Many of the documents are redacted, but they do show the FBI investigated multiple threats to assassinate Mandela, including a handwritten note that says, in part, "Remember John F. Kennedy in Dallas???" One threatening caller said he was from the Aryan Knights and that there were two bombs along a New York City parade route, another warned of a "hit squad" and a threat also was phoned into a Georgia university where Mandela was scheduled to address a rally, according to the documents.
"The caller stated that he and his two companions had spent their lives trying to stop Mandela," reads a memo about a threat received by the Georgia Institute of Technology. "He stated that they had various weapons and means with which to accomplish this task and had received military training."
The call was not traced and no further information about it was available, the memo states.
The FBI paid close attention to his movements in the U.S.
A memo from the FBI's Atlanta field office reveals that on May 30, 1990, an unidentified source — "who is newly opened, and whose reliability is not yet established"— provided detailed information on Mandela's itinerary, including a scheduled wreath-laying ceremony in honor of Martin Luther King Jr., a $1,000-per-plate luncheon, and a request from Louis Farrakhan, the Nation of Islam leader, for a private meeting with Mandela.

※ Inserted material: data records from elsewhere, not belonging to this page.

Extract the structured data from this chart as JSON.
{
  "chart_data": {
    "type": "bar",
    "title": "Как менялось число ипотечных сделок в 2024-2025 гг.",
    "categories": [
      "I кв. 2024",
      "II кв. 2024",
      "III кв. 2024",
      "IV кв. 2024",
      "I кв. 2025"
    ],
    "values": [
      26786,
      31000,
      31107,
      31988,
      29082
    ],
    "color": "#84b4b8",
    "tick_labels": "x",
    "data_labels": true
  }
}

Mandela, who became South Africa's first black president after the end of apartheid in 1994, died in December at age 95. Jailed under racist rule, he played a critical role after his release from prison in moving the country out of the apartheid era and into a multiracial democracy.
In the U.S., he met dignitaries, addressed rallies and raised money. In New York, for instance, he was feted with a ticker-tape parade and given a key to the city. He spoke to union members in Miami Beach and, while in Washington, he received assurances from President George H.W. Bush of continuing U.S. economic sanctions against South Africa's white government.
The documents were released this week to Ryan Shapiro, a doctoral candidate at MIT, as part of a Freedom of Information Act lawsuit. The FBI later made the records available on its website, as the bureau sometimes does after the deaths of high-profile individuals on whom it maintains files.